- Theatrical release poster
- Directed by: Sri Narasimha
- Produced by: Vikhyath AR
- Starring: Prajwal Devaraj; Bhavana; Raghu Mukherjee;
- Cinematography: I. Naveen Kumar
- Edited by: Harish Komme
- Music by: Anoop Seelin
- Production company: Vikhyath Chitra Productions
- Release date: 5 February 2021;
- Country: India
- Language: Kannada

= Inspector Vikram (2021 film) =

2021 Indian Kannada-language action film

Inspector Vikram is a 2021 Indian Kannada-language action film directed by Narasimha and produced by Vikhyath AR. The film featuring Prajwal Devaraj, Raghu Mukherjee, Bhavana, Avinash, Shobhraj and Dharma, was released on 5 February 2021 to positive reviews for cast performances, action sequences, and entertainment value. The film was an ode to the 1989 comedy thriller of the same name.

==Plot==
Inspector Vikram begins with the murder of popular journalist and editor of a TV News channel Arvind Aradhya who was about to break some explosive piece of a drug smuggler, but is murdered by the drug smuggler Prathap Mishra, who is also an ACP in Karnataka state police department. Vikram, a happy-go-lucky Sub Inspector with a sharp intellect to solve crimes.

Vikram is posted at Manipal to solve a drug racket where he meets Bhavana, who appears as a PA to a drug peddler Johnny, but is also an undercover officer and the daughter of police commissioner Prakash, and also Vikram's childhood friend Pinky. They manage to bust down Johnny and the drug peddlers, and they are arrested. Later, Vikram and Bhavana are sent to Bangalore to crack Aravind Aradhya's murder case, where Vikram deduces Prathap Mishra's identity.

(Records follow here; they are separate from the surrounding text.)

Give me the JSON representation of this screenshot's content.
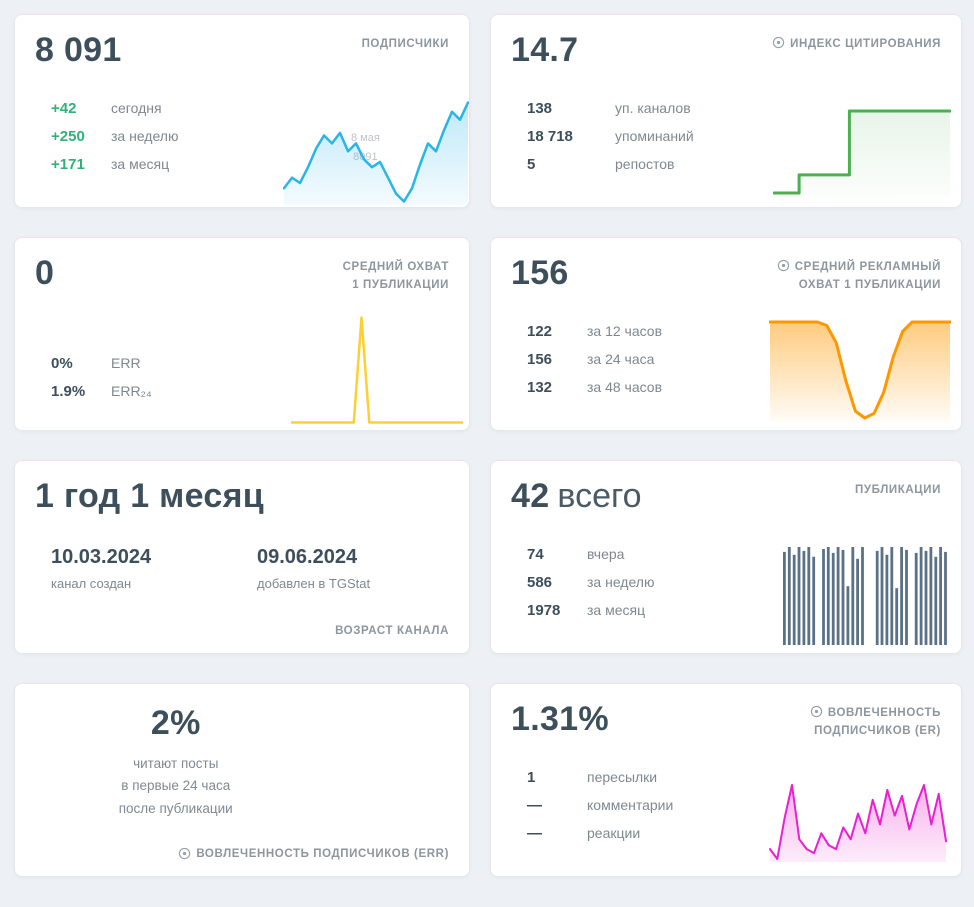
{
  "colors": {
    "positive_green": "#2fb179",
    "subscribers_blue": "#29b5ea",
    "citation_green": "#4caf50",
    "reach_yellow": "#fdd032",
    "ad_reach_orange": "#fe9800",
    "publications_slate": "#5b7286",
    "er_magenta": "#ea1fd3",
    "value_dark": "#3d4f5b",
    "label_gray": "#7e8890",
    "page_bg": "#edf0f4"
  },
  "cards": {
    "subscribers": {
      "value": "8 091",
      "title": "ПОДПИСЧИКИ",
      "tooltip": [
        "8 мая",
        "8091"
      ],
      "stats": [
        {
          "value": "+42",
          "label": "сегодня"
        },
        {
          "value": "+250",
          "label": "за неделю"
        },
        {
          "value": "+171",
          "label": "за месяц"
        }
      ],
      "chart": {
        "type": "area",
        "color": "#29b5ea",
        "stroke_width": 2.5,
        "fill_top": "rgba(41,181,234,0.30)",
        "fill_bottom": "rgba(41,181,234,0.05)",
        "values": [
          30,
          38,
          34,
          46,
          60,
          70,
          64,
          72,
          58,
          64,
          52,
          46,
          50,
          38,
          26,
          20,
          30,
          48,
          64,
          58,
          74,
          88,
          82,
          95
        ]
      }
    },
    "citation": {
      "value": "14.7",
      "title": "ИНДЕКС ЦИТИРОВАНИЯ",
      "stats": [
        {
          "value": "138",
          "label": "уп. каналов"
        },
        {
          "value": "18 718",
          "label": "упоминаний"
        },
        {
          "value": "5",
          "label": "репостов"
        }
      ],
      "chart": {
        "type": "step",
        "color": "#4caf50",
        "stroke_width": 3,
        "fill_top": "rgba(76,175,80,0.13)",
        "fill_bottom": "rgba(76,175,80,0.02)",
        "values": [
          8,
          25,
          25,
          85,
          85,
          85,
          85,
          85
        ]
      }
    },
    "avg_reach": {
      "value": "0",
      "title_lines": [
        "СРЕДНИЙ ОХВАТ",
        "1 ПУБЛИКАЦИИ"
      ],
      "stats": [
        {
          "value": "0%",
          "label": "ERR"
        },
        {
          "value": "1.9%",
          "label": "ERR₂₄"
        }
      ],
      "chart": {
        "type": "line",
        "color": "#fdd032",
        "stroke_width": 2.5,
        "values": [
          3,
          3,
          3,
          3,
          3,
          3,
          3,
          3,
          3,
          95,
          3,
          3,
          3,
          3,
          3,
          3,
          3,
          3,
          3,
          3,
          3,
          3,
          3
        ]
      }
    },
    "ad_reach": {
      "value": "156",
      "title_lines": [
        "СРЕДНИЙ РЕКЛАМНЫЙ",
        "ОХВАТ 1 ПУБЛИКАЦИИ"
      ],
      "stats": [
        {
          "value": "122",
          "label": "за 12 часов"
        },
        {
          "value": "156",
          "label": "за 24 часа"
        },
        {
          "value": "132",
          "label": "за 48 часов"
        }
      ],
      "chart": {
        "type": "area",
        "color": "#fe9800",
        "stroke_width": 3,
        "fill_top": "rgba(254,152,0,0.50)",
        "fill_bottom": "rgba(254,152,0,0.03)",
        "values": [
          90,
          90,
          90,
          90,
          90,
          90,
          87,
          72,
          40,
          14,
          8,
          12,
          30,
          60,
          82,
          90,
          90,
          90,
          90,
          90
        ]
      }
    },
    "age": {
      "value": "1 год 1 месяц",
      "dates": [
        {
          "value": "10.03.2024",
          "label": "канал создан"
        },
        {
          "value": "09.06.2024",
          "label": "добавлен в TGStat"
        }
      ],
      "footer": "ВОЗРАСТ КАНАЛА"
    },
    "publications": {
      "value": "42",
      "suffix": "всего",
      "title": "ПУБЛИКАЦИИ",
      "stats": [
        {
          "value": "74",
          "label": "вчера"
        },
        {
          "value": "586",
          "label": "за неделю"
        },
        {
          "value": "1978",
          "label": "за месяц"
        }
      ],
      "chart": {
        "type": "bars",
        "color": "#5b7286",
        "values": [
          95,
          100,
          92,
          100,
          96,
          100,
          90,
          0,
          98,
          100,
          94,
          100,
          97,
          60,
          100,
          88,
          100,
          0,
          0,
          96,
          100,
          92,
          100,
          58,
          100,
          97,
          0,
          94,
          100,
          96,
          100,
          90,
          100,
          95
        ]
      }
    },
    "err": {
      "value": "2%",
      "description": [
        "читают посты",
        "в первые 24 часа",
        "после публикации"
      ],
      "footer": "ВОВЛЕЧЕННОСТЬ ПОДПИСЧИКОВ (ERR)"
    },
    "er": {
      "value": "1.31%",
      "title_lines": [
        "ВОВЛЕЧЕННОСТЬ",
        "ПОДПИСЧИКОВ (ER)"
      ],
      "stats": [
        {
          "value": "1",
          "label": "пересылки"
        },
        {
          "value": "—",
          "label": "комментарии"
        },
        {
          "value": "—",
          "label": "реакции"
        }
      ],
      "chart": {
        "type": "area",
        "color": "#ea1fd3",
        "stroke_width": 2,
        "fill_top": "rgba(240,70,210,0.42)",
        "fill_bottom": "rgba(240,70,210,0.10)",
        "values": [
          30,
          20,
          62,
          95,
          40,
          30,
          26,
          46,
          34,
          30,
          52,
          40,
          66,
          46,
          80,
          55,
          90,
          64,
          84,
          50,
          76,
          95,
          55,
          86,
          38
        ]
      }
    }
  }
}
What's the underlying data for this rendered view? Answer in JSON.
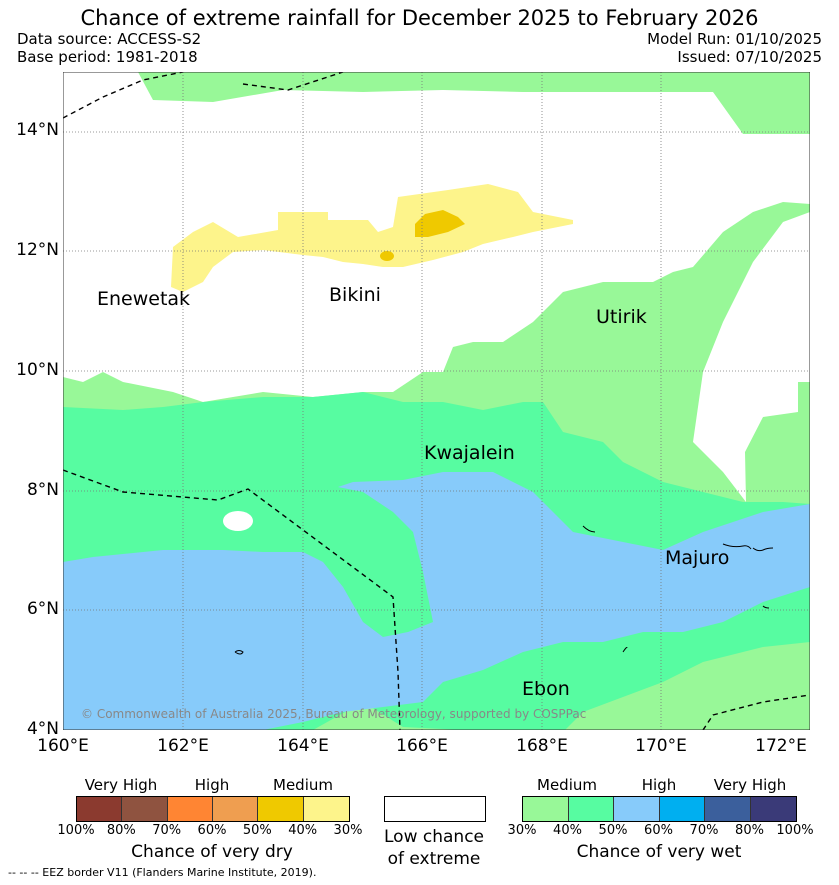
{
  "title": "Chance of extreme rainfall for December 2025 to February 2026",
  "meta": {
    "data_source": "Data source: ACCESS-S2",
    "base_period": "Base period: 1981-2018",
    "model_run": "Model Run: 01/10/2025",
    "issued": "Issued: 07/10/2025"
  },
  "map": {
    "lat_labels": [
      "14°N",
      "12°N",
      "10°N",
      "8°N",
      "6°N",
      "4°N"
    ],
    "lon_labels": [
      "160°E",
      "162°E",
      "164°E",
      "166°E",
      "168°E",
      "170°E",
      "172°E"
    ],
    "places": [
      "Enewetak",
      "Bikini",
      "Utirik",
      "Kwajalein",
      "Majuro",
      "Ebon"
    ],
    "copyright": "© Commonwealth of Australia 2025, Bureau of Meteorology, supported by COSPPac",
    "colors": {
      "wet_medium": "#98f898",
      "wet_high_low": "#57fca1",
      "wet_high": "#87cbfa",
      "dry_medium_light": "#fdf48b",
      "dry_medium": "#efc900"
    }
  },
  "legend": {
    "dry": {
      "categories": [
        "Very High",
        "High",
        "Medium"
      ],
      "ticks": [
        "100%",
        "80%",
        "70%",
        "60%",
        "50%",
        "40%",
        "30%"
      ],
      "colors": [
        "#8b3a2f",
        "#8f5340",
        "#ff8533",
        "#ef9e50",
        "#efc900",
        "#fdf48b"
      ],
      "title": "Chance of very dry"
    },
    "low": {
      "line1": "Low chance",
      "line2": "of extreme"
    },
    "wet": {
      "categories": [
        "Medium",
        "High",
        "Very High"
      ],
      "ticks": [
        "30%",
        "40%",
        "50%",
        "60%",
        "70%",
        "80%",
        "100%"
      ],
      "colors": [
        "#98f898",
        "#57fca1",
        "#87cbfa",
        "#00aff0",
        "#3b5f9c",
        "#3a3a78"
      ],
      "title": "Chance of very wet"
    }
  },
  "footer": "--  --  -- EEZ border V11 (Flanders Marine Institute, 2019)."
}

Prathap Mishra holds Bhavana, along with Aradhya's daughter hostage, but is saved by Darshan, who was shooting for his film Roberrt and also was requested by Vikram to save them. Vikram defeats Prathap Mishra, gathers the evidence, and arrests him. Vikram and Bhavana are appreciated by the police department for solving the case. They get married and are assigned to investigate another case.

==Cast==
- Prajwal Devaraj as Inspector Vikram
- Bhavana as Bhavana, an undercover officer
- Raghu Mukherjee as ACP Prathap Mishra
- Darshan as himself (extended cameo appearance)
- Dharamanna Kadur as Vikram's colleague
- Shobaraj as Johnny, a drug peddler and politician

== Soundtrack ==

| No. | Title | Lyrics | Singer(s) | Length |
|---|---|---|---|---|
| 1. | "Nannavale Nannavale" | Dhananjay Ranjan | Sonu Nigam, Anoop Seelin | 05:04 |
| 2. | "Hey Guys" | Pramod Maravanthe | Anoop Seelin | 04:10 |
| 3. | "Moolimani Muddesha" | Pramod Maravanthe | Anthony Daasan | 03:36 |
| Total length: |  |  |  | 12:51 |

== Critical reception ==
It was a commercially successful movie.